First driverless shuttle in Las Vegas crashes on first day while shuttling passengers

Well, “First driverless shuttle in Las Vegas is crashed into while stationary under circumstances where a human driver would have likely prevented the crash on first day while shuttling passengers.”

But I think was this incident demonstrates is that we should expect that while AI might end up being better than humans drivers, it is going to be different than human drivers. There will be scenarios that the vast majority of human drivers succeed in that for some reason AIs fail in. Like those adversarial perturbations of visuals; we might not even see what was done but they cause an AI to totally misinterpret the data.

Driverless cars could reduce accidents by 50% or 90%, but some of accidents they do get into will seems inexplicable, like a human driver would never be in that situation.

What concerns me about this situation is that apparently the algorithm really doesn’t account for someone else driving aggressively and badly. The AI didn’t think that a vehicle would just slowly back into it. In driving, like in pretty much everything else, some people are aggressive assholes who just assume that other people will get out of their way (often figuratively, but in driving sometimes literally). Maybe we’d be a better society in the long run if we didn’t so consistently get out of the way for these people, but in the short run it would cause enough strife (or car accidents) that we keep rewarding a certain amount of belligerence. If, instead, we program the AIs to give way the same way the human drivers do, that rewards bad driver further by making it more predictable how much leeway you’ll be given.

Right now there is a balance of power between an aggressive asshole driver and a person who accommodates them. Being more willing to get into a confrontation (or accident) gives you a certain amount of room to shove another person around, but that room does have its limits, and both parties are constantly gauging those limits.

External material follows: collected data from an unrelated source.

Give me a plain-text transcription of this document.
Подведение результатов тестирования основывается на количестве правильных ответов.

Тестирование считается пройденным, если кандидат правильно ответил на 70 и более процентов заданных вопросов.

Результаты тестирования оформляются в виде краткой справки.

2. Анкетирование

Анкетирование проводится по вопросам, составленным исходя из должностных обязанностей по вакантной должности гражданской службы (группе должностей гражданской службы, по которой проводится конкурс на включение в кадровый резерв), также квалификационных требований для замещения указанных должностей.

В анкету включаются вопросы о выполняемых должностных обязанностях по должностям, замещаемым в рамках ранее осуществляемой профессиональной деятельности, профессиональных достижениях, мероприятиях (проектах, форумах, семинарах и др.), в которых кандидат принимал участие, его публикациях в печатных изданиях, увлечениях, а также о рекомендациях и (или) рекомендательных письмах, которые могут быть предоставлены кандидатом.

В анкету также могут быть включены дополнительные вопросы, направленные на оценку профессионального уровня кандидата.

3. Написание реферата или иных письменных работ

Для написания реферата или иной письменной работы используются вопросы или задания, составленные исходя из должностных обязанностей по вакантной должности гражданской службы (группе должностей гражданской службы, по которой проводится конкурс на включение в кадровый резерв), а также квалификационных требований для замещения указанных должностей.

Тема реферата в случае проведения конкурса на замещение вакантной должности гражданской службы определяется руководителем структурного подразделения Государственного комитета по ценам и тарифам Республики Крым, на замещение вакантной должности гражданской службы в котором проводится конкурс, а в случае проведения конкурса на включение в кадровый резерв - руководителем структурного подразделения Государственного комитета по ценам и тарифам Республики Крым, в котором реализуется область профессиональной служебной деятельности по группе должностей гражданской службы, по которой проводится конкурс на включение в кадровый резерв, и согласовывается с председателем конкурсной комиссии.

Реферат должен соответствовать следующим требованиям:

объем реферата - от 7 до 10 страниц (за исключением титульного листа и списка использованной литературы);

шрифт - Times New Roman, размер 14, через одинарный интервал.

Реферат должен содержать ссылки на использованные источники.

In order drive on the roads as they are, you need to make social judgments about power, and I think that’s probably way out of scope for the AI. That means that other people’s guesses about how an AI will act will be wrong. It’s the sort of thing that in the short run could increase accidents. So I think it’s too simple to say that the AI isn’t at fault because a human driver in the same situation wouldn’t have been at fault. I think it’s too simple to say that AIs are better drivers than many humans. There is going to be a transition from not having AIs on the road to having many or mostly AIs. I think that pointing out that humans are also bad drivers is papering over how painful that might be.

Some of the worst, dangerous drivers largely think they are very good drivers. We may be headed for a future where the only cars on the road are well behaved AIs and crazy aggressive assholes.